Mindfulness-based stress reduction (MBSR) has evidence for reducing perceived flush severity, particularly in women for whom stress and anxiety are significant triggers. It does not reduce the physiological frequency of flushes, but it can substantially change the response to them, which matters when anxiety is part of the cycle.
On the supplement side, the evidence for most herbal remedies commonly marketed for hot flushes is limited or inconsistent. Saffron has emerging evidence for supporting mood and sleep during perimenopause, and early research suggesting benefit for vasomotor symptoms, though the evidence base is less established than for MHT. Shatavari (Asparagus racemosus) has some clinical evidence for vasomotor symptom support, though larger trials are still needed.
For a detailed look at how specific supplement ingredients map to specific symptoms, the Biolae perimenopause supplements guide covers the evidence by ingredient. For a GP-reviewed breakdown of the menopause supplement landscape more broadly, the menopause supplements guide is a useful starting point.
06
When to see your GP
Hot flushes during perimenopause are common and, on their own, not a medical emergency. There are circumstances, though, where seeing your GP is worthwhile.

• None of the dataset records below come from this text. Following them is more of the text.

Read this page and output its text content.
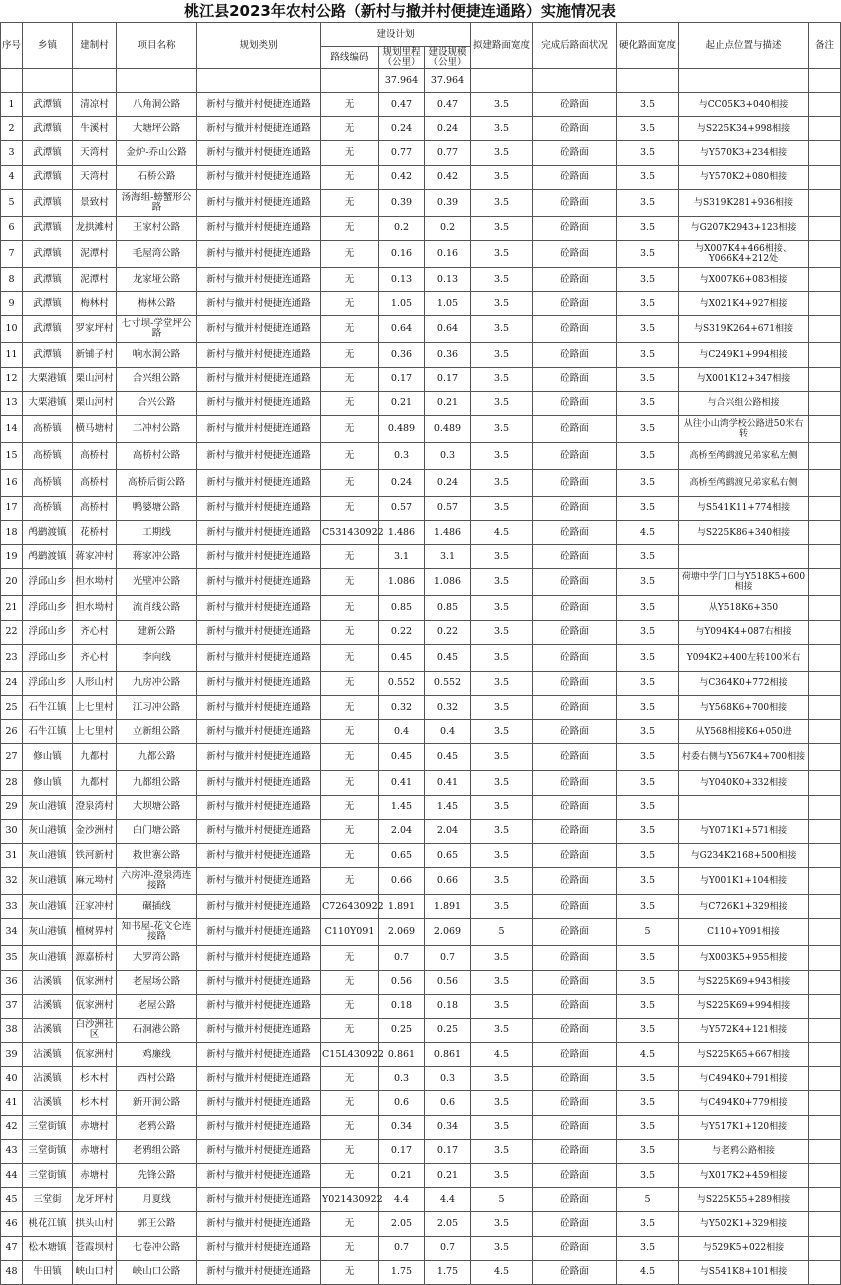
桃江县2023年农村公路（新村与撤并村便捷连通路）实施情况表
序号	乡镇	建制村	项目名称	规划类别	建设计划			拟建路面宽度	完成后路面状况	硬化路面宽度	起止点位置与描述	备注
					路线编码	规划里程（公里）	建设规模（公里）					
						37.964	37.964					
1	武潭镇	清凉村	八角洞公路	新村与撤并村便捷连通路	无	0.47	0.47	3.5	砼路面	3.5	与CC05K3+040相接	
2	武潭镇	牛溪村	大塘坪公路	新村与撤并村便捷连通路	无	0.24	0.24	3.5	砼路面	3.5	与S225K34+998相接	
3	武潭镇	天湾村	金炉-乔山公路	新村与撤并村便捷连通路	无	0.77	0.77	3.5	砼路面	3.5	与Y570K3+234相接	
4	武潭镇	天湾村	石桥公路	新村与撤并村便捷连通路	无	0.42	0.42	3.5	砼路面	3.5	与Y570K2+080相接	
5	武潭镇	景致村	汤海组-螃蟹形公路	新村与撤并村便捷连通路	无	0.39	0.39	3.5	砼路面	3.5	与S319K281+936相接	
6	武潭镇	龙拱滩村	王家村公路	新村与撤并村便捷连通路	无	0.2	0.2	3.5	砼路面	3.5	与G207K2943+123相接	
7	武潭镇	泥潭村	毛屋湾公路	新村与撤并村便捷连通路	无	0.16	0.16	3.5	砼路面	3.5	与X007K4+466相接、Y066K4+212处	
8	武潭镇	泥潭村	龙家垭公路	新村与撤并村便捷连通路	无	0.13	0.13	3.5	砼路面	3.5	与X007K6+083相接	
9	武潭镇	梅林村	梅林公路	新村与撤并村便捷连通路	无	1.05	1.05	3.5	砼路面	3.5	与X021K4+927相接	
10	武潭镇	罗家坪村	七寸坝-学堂坪公路	新村与撤并村便捷连通路	无	0.64	0.64	3.5	砼路面	3.5	与S319K264+671相接	
11	武潭镇	新铺子村	响水洞公路	新村与撤并村便捷连通路	无	0.36	0.36	3.5	砼路面	3.5	与C249K1+994相接	
12	大栗港镇	栗山河村	合兴组公路	新村与撤并村便捷连通路	无	0.17	0.17	3.5	砼路面	3.5	与X001K12+347相接	
13	大栗港镇	栗山河村	合兴公路	新村与撤并村便捷连通路	无	0.21	0.21	3.5	砼路面	3.5	与合兴组公路相接	
14	高桥镇	横马塘村	二冲村公路	新村与撤并村便捷连通路	无	0.489	0.489	3.5	砼路面	3.5	从往小山湾学校公路进50米右转	
15	高桥镇	高桥村	高桥村公路	新村与撤并村便捷连通路	无	0.3	0.3	3.5	砼路面	3.5	高桥至鸬鹚渡兄弟家私左侧	
16	高桥镇	高桥村	高桥后街公路	新村与撤并村便捷连通路	无	0.24	0.24	3.5	砼路面	3.5	高桥至鸬鹚渡兄弟家私右侧	
17	高桥镇	高桥村	鸭婆塘公路	新村与撤并村便捷连通路	无	0.57	0.57	3.5	砼路面	3.5	与S541K11+774相接	
18	鸬鹚渡镇	花桥村	工期线	新村与撤并村便捷连通路	C531430922	1.486	1.486	4.5	砼路面	4.5	与S225K86+340相接	
19	鸬鹚渡镇	蒋家冲村	蒋家冲公路	新村与撤并村便捷连通路	无	3.1	3.1	3.5	砼路面	3.5		
20	浮邱山乡	担水坳村	光壁冲公路	新村与撤并村便捷连通路	无	1.086	1.086	3.5	砼路面	3.5	荷塘中学门口与Y518K5+600相接	
21	浮邱山乡	担水坳村	流肖线公路	新村与撤并村便捷连通路	无	0.85	0.85	3.5	砼路面	3.5	从Y518K6+350	
22	浮邱山乡	齐心村	建新公路	新村与撤并村便捷连通路	无	0.22	0.22	3.5	砼路面	3.5	与Y094K4+087右相接	
23	浮邱山乡	齐心村	李向线	新村与撤并村便捷连通路	无	0.45	0.45	3.5	砼路面	3.5	Y094K2+400左转100米右	
24	浮邱山乡	人形山村	九房冲公路	新村与撤并村便捷连通路	无	0.552	0.552	3.5	砼路面	3.5	与C364K0+772相接	
25	石牛江镇	上七里村	江习冲公路	新村与撤并村便捷连通路	无	0.32	0.32	3.5	砼路面	3.5	与Y568K6+700相接	
26	石牛江镇	上七里村	立新组公路	新村与撤并村便捷连通路	无	0.4	0.4	3.5	砼路面	3.5	从Y568相接K6+050进	
27	修山镇	九都村	九都公路	新村与撤并村便捷连通路	无	0.45	0.45	3.5	砼路面	3.5	村委右侧与Y567K4+700相接	
28	修山镇	九都村	九都组公路	新村与撤并村便捷连通路	无	0.41	0.41	3.5	砼路面	3.5	与Y040K0+332相接	
29	灰山港镇	澄泉湾村	大坝塘公路	新村与撤并村便捷连通路	无	1.45	1.45	3.5	砼路面	3.5		
30	灰山港镇	金沙洲村	白门塘公路	新村与撤并村便捷连通路	无	2.04	2.04	3.5	砼路面	3.5	与Y071K1+571相接	
31	灰山港镇	铁河新村	救世寨公路	新村与撤并村便捷连通路	无	0.65	0.65	3.5	砼路面	3.5	与G234K2168+500相接	
32	灰山港镇	麻元坳村	六房冲-澄泉湾连接路	新村与撤并村便捷连通路	无	0.66	0.66	3.5	砼路面	3.5	与Y001K1+104相接	
33	灰山港镇	汪家冲村	碾插线	新村与撤并村便捷连通路	C726430922	1.891	1.891	3.5	砼路面	3.5	与C726K1+329相接	
34	灰山港镇	檀树界村	知书屋-花文仑连接路	新村与撤并村便捷连通路	C110Y091	2.069	2.069	5	砼路面	5	C110+Y091相接	
35	灰山港镇	源嘉桥村	大罗湾公路	新村与撤并村便捷连通路	无	0.7	0.7	3.5	砼路面	3.5	与X003K5+955相接	
36	沾溪镇	佤家洲村	老屋场公路	新村与撤并村便捷连通路	无	0.56	0.56	3.5	砼路面	3.5	与S225K69+943相接	
37	沾溪镇	佤家洲村	老屋公路	新村与撤并村便捷连通路	无	0.18	0.18	3.5	砼路面	3.5	与S225K69+994相接	
38	沾溪镇	白沙洲社区	石洞港公路	新村与撤并村便捷连通路	无	0.25	0.25	3.5	砼路面	3.5	与Y572K4+121相接	
39	沾溪镇	佤家洲村	鸡廉线	新村与撤并村便捷连通路	C15L430922	0.861	0.861	4.5	砼路面	4.5	与S225K65+667相接	
40	沾溪镇	杉木村	西村公路	新村与撤并村便捷连通路	无	0.3	0.3	3.5	砼路面	3.5	与C494K0+791相接	
41	沾溪镇	杉木村	新开洞公路	新村与撤并村便捷连通路	无	0.6	0.6	3.5	砼路面	3.5	与C494K0+779相接	
42	三堂街镇	赤塘村	老鸦公路	新村与撤并村便捷连通路	无	0.34	0.34	3.5	砼路面	3.5	与Y517K1+120相接	
43	三堂街镇	赤塘村	老鸦组公路	新村与撤并村便捷连通路	无	0.17	0.17	3.5	砼路面	3.5	与老鸦公路相接	
44	三堂街镇	赤塘村	先锋公路	新村与撤并村便捷连通路	无	0.21	0.21	3.5	砼路面	3.5	与X017K2+459相接	
45	三堂街	龙牙坪村	月夏线	新村与撤并村便捷连通路	Y021430922	4.4	4.4	5	砼路面	5	与S225K55+289相接	
46	桃花江镇	拱头山村	郭王公路	新村与撤并村便捷连通路	无	2.05	2.05	3.5	砼路面	3.5	与Y502K1+329相接	
47	松木塘镇	苍霞坝村	七卷冲公路	新村与撤并村便捷连通路	无	0.7	0.7	3.5	砼路面	3.5	与529K5+022相接	
48	牛田镇	峡山口村	峡山口公路	新村与撤并村便捷连通路	无	1.75	1.75	4.5	砼路面	4.5	与S541K8+101相接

If flushes are frequent or severe enough to affect daily function, including sleep, work, or relationships, that is a reasonable threshold for seeking treatment. There is no clinical benefit to waiting it out when effective options are available. Most women can find a combination of approaches that substantially reduces the impact.

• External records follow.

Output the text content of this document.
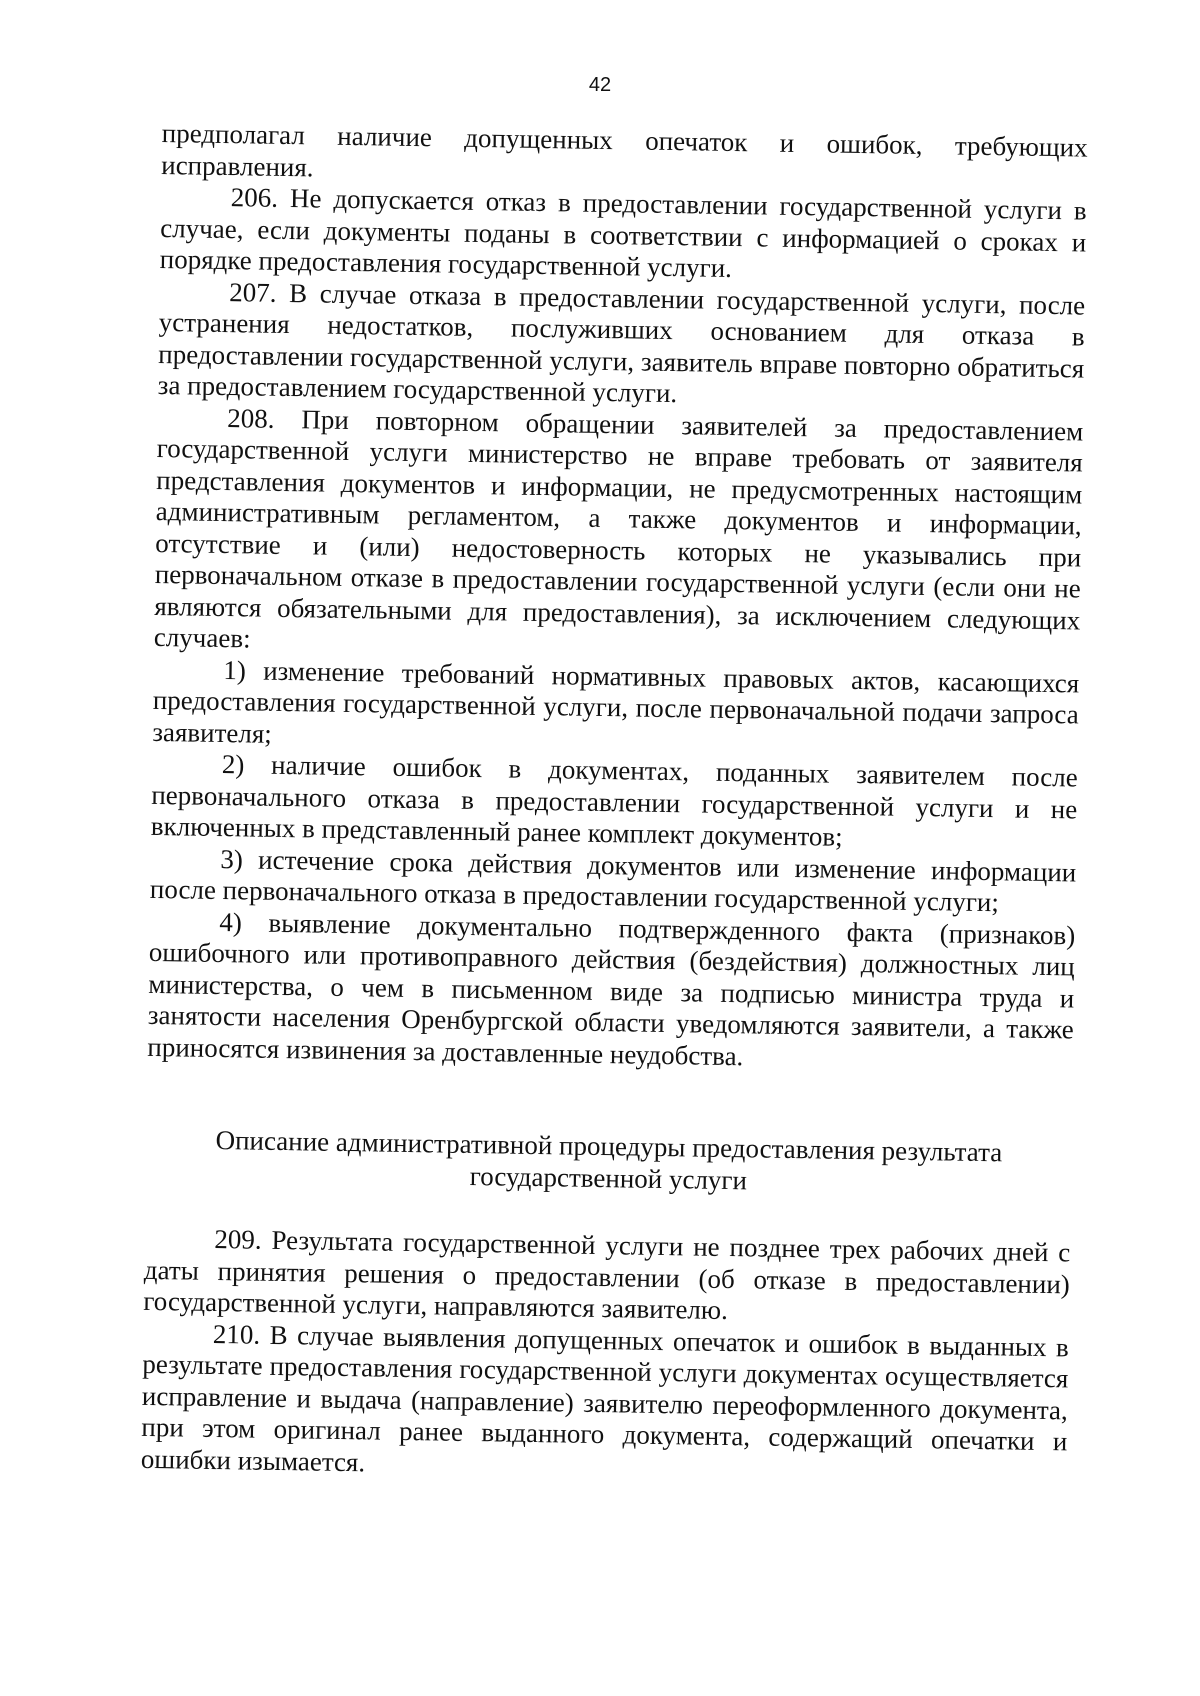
42

предполагал наличие допущенных опечаток и ошибок, требующих исправления.

206. Не допускается отказ в предоставлении государственной услуги в случае, если документы поданы в соответствии с информацией о сроках и порядке предоставления государственной услуги.

207. В случае отказа в предоставлении государственной услуги, после устранения недостатков, послуживших основанием для отказа в предоставлении государственной услуги, заявитель вправе повторно обратиться за предоставлением государственной услуги.

208. При повторном обращении заявителей за предоставлением государственной услуги министерство не вправе требовать от заявителя представления документов и информации, не предусмотренных настоящим административным регламентом, а также документов и информации, отсутствие и (или) недостоверность которых не указывались при первоначальном отказе в предоставлении государственной услуги (если они не являются обязательными для предоставления), за исключением следующих случаев:

1) изменение требований нормативных правовых актов, касающихся предоставления государственной услуги, после первоначальной подачи запроса заявителя;

2) наличие ошибок в документах, поданных заявителем после первоначального отказа в предоставлении государственной услуги и не включенных в представленный ранее комплект документов;

3) истечение срока действия документов или изменение информации после первоначального отказа в предоставлении государственной услуги;

4) выявление документально подтвержденного факта (признаков) ошибочного или противоправного действия (бездействия) должностных лиц министерства, о чем в письменном виде за подписью министра труда и занятости населения Оренбургской области уведомляются заявители, а также приносятся извинения за доставленные неудобства.

Описание административной процедуры предоставления результата
государственной услуги

209. Результата государственной услуги не позднее трех рабочих дней с даты принятия решения о предоставлении (об отказе в предоставлении) государственной услуги, направляются заявителю.

210. В случае выявления допущенных опечаток и ошибок в выданных в результате предоставления государственной услуги документах осуществляется исправление и выдача (направление) заявителю переоформленного документа, при этом оригинал ранее выданного документа, содержащий опечатки и ошибки изымается.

If you are under 45 and experiencing hot flushes, particularly alongside irregular periods, discuss this with your GP. Premature ovarian insufficiency (POI) affects around 1 in 100 women under 40 and has specific implications for bone and cardiovascular health that require active management, including consideration of MHT until the average age of natural menopause.
If night sweats are consistently disrupting sleep, this is worth treating in its own right. Chronic sleep disruption has downstream effects on mood, cognition, and metabolic health. It does not need to be severe to merit attention.

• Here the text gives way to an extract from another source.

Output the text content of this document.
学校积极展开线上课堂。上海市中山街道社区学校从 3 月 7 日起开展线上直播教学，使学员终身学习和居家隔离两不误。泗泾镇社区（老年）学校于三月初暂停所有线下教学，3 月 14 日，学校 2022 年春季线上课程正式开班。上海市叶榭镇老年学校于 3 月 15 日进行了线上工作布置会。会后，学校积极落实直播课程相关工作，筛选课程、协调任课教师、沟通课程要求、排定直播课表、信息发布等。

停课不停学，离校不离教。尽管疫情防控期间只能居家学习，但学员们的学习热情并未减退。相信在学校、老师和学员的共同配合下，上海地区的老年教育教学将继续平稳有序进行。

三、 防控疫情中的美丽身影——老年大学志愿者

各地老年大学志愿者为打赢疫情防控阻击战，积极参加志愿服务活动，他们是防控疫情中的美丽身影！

If hot flushes are accompanied by chest pain, palpitations, or dizziness, a medical assessment is appropriate to rule out cardiovascular causes unrelated to perimenopause.
Perimenopause hot flushes are one of the most treatable symptoms of the menopause transition. The options range from simple trigger management to well-evidenced medical therapies, and most women find a combination that substantially reduces the frequency and impact.